Kommentar Honduras: Es fehlt der Wille
Die deutliche Reaktion des Westens auf den Putsch in Honduras täuscht: Die Verurteilung beschränkt sich auf bloße Worte. Doch das hilft nicht weiter - und verharmlost die Ereignisse im Land.
Gerhard Dilger ist taz-Korrespondent für Südamerika. Er lebt und arbeitet im brasilianischen Porto Alegre.
Eine Woche nach dem Staatsstreich in Honduras hat sich die Lage verschärft. Mit dem Foto des toten Isis Obed Murillo ist die Repression weltweit sichtbar geworden. Wie viele Tote sind nötig, bis die USA und die Europäische Union ihren Druck auf das Putschistenregime erhöhen, aber auch die katholische Kirche? Nur so kann dem anachronistischen Spuk in Zentralamerika ein rasches Ende bereitet werden.

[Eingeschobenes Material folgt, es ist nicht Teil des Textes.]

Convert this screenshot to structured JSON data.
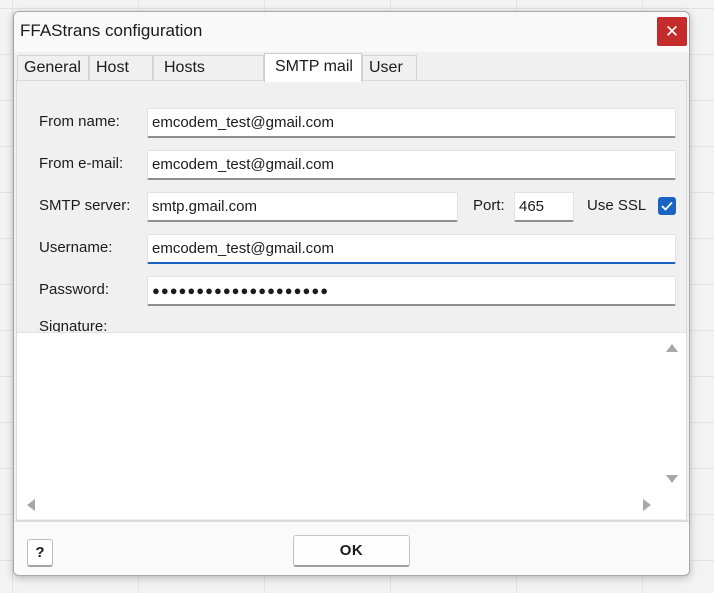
{
  "window": {
    "title": "FFAStrans configuration",
    "close_icon": "close-icon"
  },
  "tabs": [
    {
      "label": "General",
      "active": false
    },
    {
      "label": "Host",
      "active": false
    },
    {
      "label": "Hosts groups",
      "active": false
    },
    {
      "label": "SMTP mail",
      "active": true
    },
    {
      "label": "User",
      "active": false
    }
  ],
  "form": {
    "from_name_label": "From name:",
    "from_name_value": "emcodem_test@gmail.com",
    "from_email_label": "From e-mail:",
    "from_email_value": "emcodem_test@gmail.com",
    "smtp_server_label": "SMTP server:",
    "smtp_server_value": "smtp.gmail.com",
    "port_label": "Port:",
    "port_value": "465",
    "use_ssl_label": "Use SSL",
    "use_ssl_checked": true,
    "username_label": "Username:",
    "username_value": "emcodem_test@gmail.com",
    "password_label": "Password:",
    "password_value": "●●●●●●●●●●●●●●●●●●●●",
    "signature_label": "Signature:",
    "signature_value": ""
  },
  "buttons": {
    "help": "?",
    "ok": "OK"
  },
  "colors": {
    "accent": "#1a63c3",
    "close": "#c42b2b"
  }
}
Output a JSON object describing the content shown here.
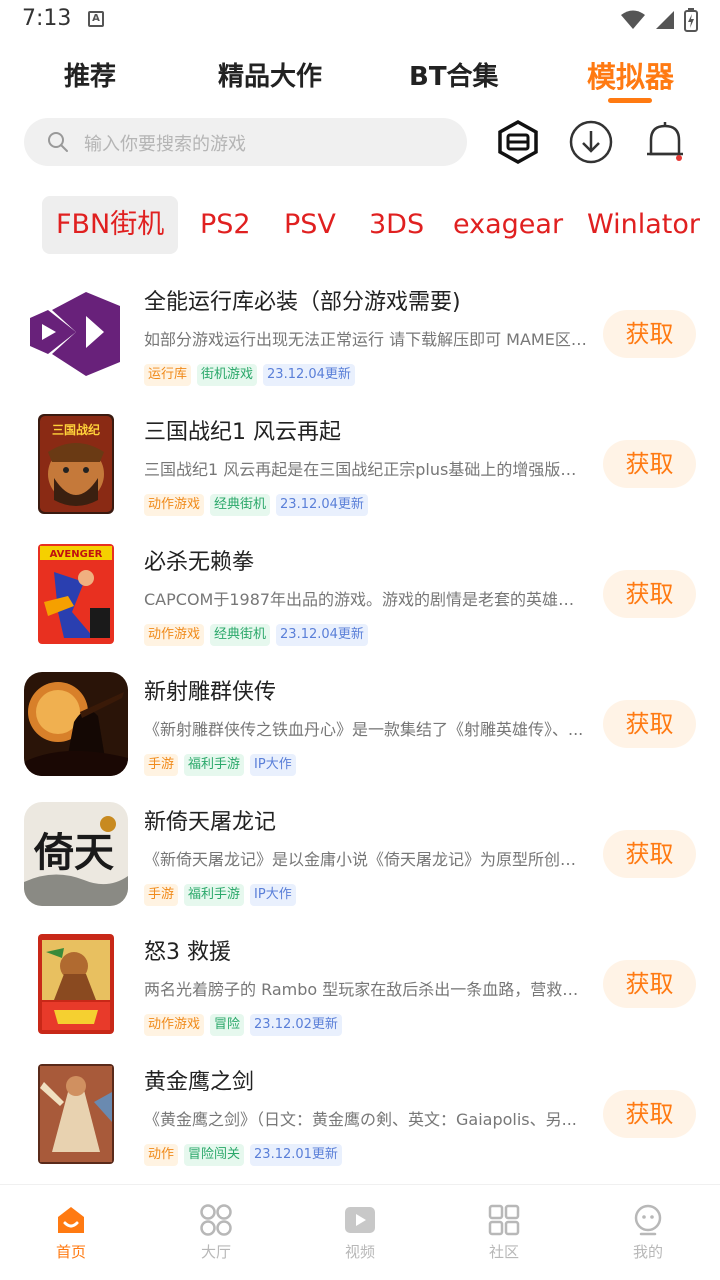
{
  "status": {
    "time": "7:13",
    "notif": "A"
  },
  "top_tabs": [
    "推荐",
    "精品大作",
    "BT合集",
    "模拟器"
  ],
  "search": {
    "placeholder": "输入你要搜索的游戏"
  },
  "emu_tabs": [
    "FBN街机",
    "PS2",
    "PSV",
    "3DS",
    "exagear",
    "Winlator"
  ],
  "get_label": "获取",
  "games": [
    {
      "title": "全能运行库必装（部分游戏需要)",
      "desc": "如部分游戏运行出现无法正常运行 请下载解压即可 MAME区 ...",
      "tags": [
        "运行库",
        "街机游戏",
        "23.12.04更新"
      ]
    },
    {
      "title": "三国战纪1 风云再起",
      "desc": "三国战纪1 风云再起是在三国战纪正宗plus基础上的增强版，...",
      "tags": [
        "动作游戏",
        "经典街机",
        "23.12.04更新"
      ]
    },
    {
      "title": "必杀无赖拳",
      "desc": "CAPCOM于1987年出品的游戏。游戏的剧情是老套的英雄救...",
      "tags": [
        "动作游戏",
        "经典街机",
        "23.12.04更新"
      ]
    },
    {
      "title": "新射雕群侠传",
      "desc": "《新射雕群侠传之铁血丹心》是一款集结了《射雕英雄传》、...",
      "tags": [
        "手游",
        "福利手游",
        "IP大作"
      ]
    },
    {
      "title": "新倚天屠龙记",
      "desc": "《新倚天屠龙记》是以金庸小说《倚天屠龙记》为原型所创作...",
      "tags": [
        "手游",
        "福利手游",
        "IP大作"
      ]
    },
    {
      "title": "怒3 救援",
      "desc": "两名光着膀子的 Rambo 型玩家在敌后杀出一条血路，营救一...",
      "tags": [
        "动作游戏",
        "冒险",
        "23.12.02更新"
      ]
    },
    {
      "title": "黄金鹰之剑",
      "desc": "《黄金鹰之剑》（日文：黄金鹰の剣、英文：Gaiapolis、另...",
      "tags": [
        "动作",
        "冒险闯关",
        "23.12.01更新"
      ]
    }
  ],
  "icon_art": {
    "avenger_logo": "AVENGER",
    "tiangan_logo": "倚天",
    "sanguo_logo": "三国战纪"
  },
  "bottom_nav": [
    "首页",
    "大厅",
    "视频",
    "社区",
    "我的"
  ],
  "colors": {
    "accent": "#ff7a12",
    "emu_tab": "#e02020",
    "vs_purple": "#68217a"
  }
}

Es stimmt, auf der verbalen Ebene hat der Westen, allen voran US-Präsident Obama, schnell und vergleichsweise deutlich regiert. Die Organisation Amerikanischer Staaten setzte sogar zum ersten Mal in ihrer Geschichte wegen eines Putsches die Mitgliedschaft eines Landes aus. Doch hinter den Kulissen wurde laviert.

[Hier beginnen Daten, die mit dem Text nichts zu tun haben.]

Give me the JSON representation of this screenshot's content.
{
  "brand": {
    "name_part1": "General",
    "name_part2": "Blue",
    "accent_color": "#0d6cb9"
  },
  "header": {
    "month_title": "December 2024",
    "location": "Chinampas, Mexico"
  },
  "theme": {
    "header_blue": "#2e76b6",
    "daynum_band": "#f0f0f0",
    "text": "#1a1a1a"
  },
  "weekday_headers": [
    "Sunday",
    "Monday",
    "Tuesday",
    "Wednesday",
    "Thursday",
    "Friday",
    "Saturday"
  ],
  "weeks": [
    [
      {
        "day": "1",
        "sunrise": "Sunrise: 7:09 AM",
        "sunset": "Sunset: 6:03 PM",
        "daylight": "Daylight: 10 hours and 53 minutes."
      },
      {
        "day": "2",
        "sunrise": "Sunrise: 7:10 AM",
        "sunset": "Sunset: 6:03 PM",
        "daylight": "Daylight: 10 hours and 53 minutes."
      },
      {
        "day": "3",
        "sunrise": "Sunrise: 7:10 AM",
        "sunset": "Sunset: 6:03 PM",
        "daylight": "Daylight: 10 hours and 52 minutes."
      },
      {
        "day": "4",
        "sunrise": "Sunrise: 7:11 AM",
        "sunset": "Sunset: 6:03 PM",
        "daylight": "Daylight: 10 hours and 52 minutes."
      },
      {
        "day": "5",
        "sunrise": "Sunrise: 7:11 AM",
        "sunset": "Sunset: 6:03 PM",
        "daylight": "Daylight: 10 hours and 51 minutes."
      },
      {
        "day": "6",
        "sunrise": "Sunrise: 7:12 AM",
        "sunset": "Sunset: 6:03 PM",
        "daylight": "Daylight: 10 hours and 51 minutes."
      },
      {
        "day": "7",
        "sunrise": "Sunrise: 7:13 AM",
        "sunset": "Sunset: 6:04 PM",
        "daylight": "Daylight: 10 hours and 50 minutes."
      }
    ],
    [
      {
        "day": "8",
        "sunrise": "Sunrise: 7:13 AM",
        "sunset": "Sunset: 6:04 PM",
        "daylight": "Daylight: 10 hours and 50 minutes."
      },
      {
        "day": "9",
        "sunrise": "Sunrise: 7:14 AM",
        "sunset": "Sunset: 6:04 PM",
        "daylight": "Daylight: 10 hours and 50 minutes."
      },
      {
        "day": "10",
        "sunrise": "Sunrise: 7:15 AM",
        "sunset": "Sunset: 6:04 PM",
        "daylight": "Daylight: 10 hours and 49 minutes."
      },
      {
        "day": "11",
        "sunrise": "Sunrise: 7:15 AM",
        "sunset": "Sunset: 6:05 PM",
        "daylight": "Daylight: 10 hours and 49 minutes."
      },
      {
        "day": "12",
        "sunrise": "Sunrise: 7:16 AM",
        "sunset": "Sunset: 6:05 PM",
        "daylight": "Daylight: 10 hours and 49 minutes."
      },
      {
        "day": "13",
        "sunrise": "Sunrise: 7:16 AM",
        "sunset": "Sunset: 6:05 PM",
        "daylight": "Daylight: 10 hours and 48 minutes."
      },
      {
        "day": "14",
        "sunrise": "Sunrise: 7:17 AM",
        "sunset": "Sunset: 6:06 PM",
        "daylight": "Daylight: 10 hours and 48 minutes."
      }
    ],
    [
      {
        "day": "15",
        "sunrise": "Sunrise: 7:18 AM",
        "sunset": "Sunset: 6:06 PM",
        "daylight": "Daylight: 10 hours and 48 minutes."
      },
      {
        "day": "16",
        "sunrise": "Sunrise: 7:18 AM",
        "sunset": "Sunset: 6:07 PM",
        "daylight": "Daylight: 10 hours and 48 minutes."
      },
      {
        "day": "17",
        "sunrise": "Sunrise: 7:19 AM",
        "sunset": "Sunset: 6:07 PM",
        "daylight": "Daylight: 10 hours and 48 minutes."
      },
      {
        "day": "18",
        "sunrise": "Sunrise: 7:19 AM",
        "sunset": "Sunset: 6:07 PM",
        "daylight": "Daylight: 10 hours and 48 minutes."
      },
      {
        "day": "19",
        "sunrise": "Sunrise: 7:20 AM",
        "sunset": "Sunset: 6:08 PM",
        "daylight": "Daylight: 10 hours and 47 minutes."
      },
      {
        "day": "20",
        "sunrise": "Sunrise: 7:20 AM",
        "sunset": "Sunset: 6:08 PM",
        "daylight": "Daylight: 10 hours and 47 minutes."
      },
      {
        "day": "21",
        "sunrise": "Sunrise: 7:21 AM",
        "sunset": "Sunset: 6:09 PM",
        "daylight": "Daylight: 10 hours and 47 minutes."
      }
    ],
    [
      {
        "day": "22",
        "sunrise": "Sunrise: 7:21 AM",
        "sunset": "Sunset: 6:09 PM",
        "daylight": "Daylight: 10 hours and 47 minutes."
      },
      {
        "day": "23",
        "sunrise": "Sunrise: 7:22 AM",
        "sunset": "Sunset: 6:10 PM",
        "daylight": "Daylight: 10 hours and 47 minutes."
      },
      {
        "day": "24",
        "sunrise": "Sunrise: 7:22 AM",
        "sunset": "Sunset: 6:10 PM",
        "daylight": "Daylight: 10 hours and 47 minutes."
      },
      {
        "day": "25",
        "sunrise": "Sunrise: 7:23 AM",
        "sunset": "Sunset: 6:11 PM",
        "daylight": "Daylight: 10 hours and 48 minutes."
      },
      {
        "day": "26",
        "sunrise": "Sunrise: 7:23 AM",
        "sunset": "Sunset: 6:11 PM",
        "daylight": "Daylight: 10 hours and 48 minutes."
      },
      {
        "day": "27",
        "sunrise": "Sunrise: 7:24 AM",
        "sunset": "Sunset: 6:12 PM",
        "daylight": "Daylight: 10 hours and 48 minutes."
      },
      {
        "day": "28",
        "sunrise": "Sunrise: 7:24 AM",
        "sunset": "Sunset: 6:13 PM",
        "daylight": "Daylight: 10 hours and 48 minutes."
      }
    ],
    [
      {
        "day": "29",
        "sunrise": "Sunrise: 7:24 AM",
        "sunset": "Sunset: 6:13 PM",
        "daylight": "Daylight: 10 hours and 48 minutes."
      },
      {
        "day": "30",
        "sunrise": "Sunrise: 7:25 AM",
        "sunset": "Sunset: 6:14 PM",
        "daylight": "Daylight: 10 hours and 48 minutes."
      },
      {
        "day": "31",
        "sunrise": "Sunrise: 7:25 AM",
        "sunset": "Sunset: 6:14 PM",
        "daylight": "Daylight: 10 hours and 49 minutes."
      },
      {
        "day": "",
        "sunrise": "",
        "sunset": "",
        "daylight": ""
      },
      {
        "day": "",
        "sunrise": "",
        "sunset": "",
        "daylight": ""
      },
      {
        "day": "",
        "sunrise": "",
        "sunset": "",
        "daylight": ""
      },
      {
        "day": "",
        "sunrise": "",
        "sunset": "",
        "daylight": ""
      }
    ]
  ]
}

Gesten - wie der Rückruf von Botschaftern - reichen nicht: Gefragt sind Taten. Von den USA ist Honduras kaum weniger abhängig als zur klassischen Zeit der Bananenrepubliken vor 100 Jahren. Washington hätte die Putschisten schon letzte Woche zum Einlenken bringen können. Allein, es fehlte der Wille. In Brüssel will die EU ihre Verhandlungen für ein Freihandelsabkommen mit Zentralamerika fortsetzen. Der Putsch hat diesen Zeitplan durchkreuzt, aber kaum das strategische Ziel der EU-Kommission.
In manchen Medien wird die Version verbreitet, der eigentliche Verantwortliche für den Putsch sei Präsident Manuel Zelaya - eine Position, die etwa der renommierte Kardinal Óscar Andrés Rodríguez Maradiaga einnimmt. In dieser Logik ist der abgesetzte Staatschef für das Blutvergießen verantwortlich, nicht die extreme Rechte von Honduras.

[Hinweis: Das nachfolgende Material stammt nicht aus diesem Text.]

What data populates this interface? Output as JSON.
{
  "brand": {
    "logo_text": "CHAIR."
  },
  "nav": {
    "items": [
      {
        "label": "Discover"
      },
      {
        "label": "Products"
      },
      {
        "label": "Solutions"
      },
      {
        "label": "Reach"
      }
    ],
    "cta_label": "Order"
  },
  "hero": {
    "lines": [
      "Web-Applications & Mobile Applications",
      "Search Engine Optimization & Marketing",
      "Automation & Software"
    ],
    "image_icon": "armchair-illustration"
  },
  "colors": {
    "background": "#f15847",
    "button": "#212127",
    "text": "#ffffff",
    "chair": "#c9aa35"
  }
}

In Deutschland verharmloste FDP-Außenpolitiker Werner Hoyer den Staatsstreich als "ziemlich tollpatschigen Versuch der Lösung einer Verfassungskrise", der örtliche Leiter der Friedrich-Naumann-Stiftung sekundierte. Leider haben Scharfmacher dieses Kalibers bislang ihr Ziel erreicht.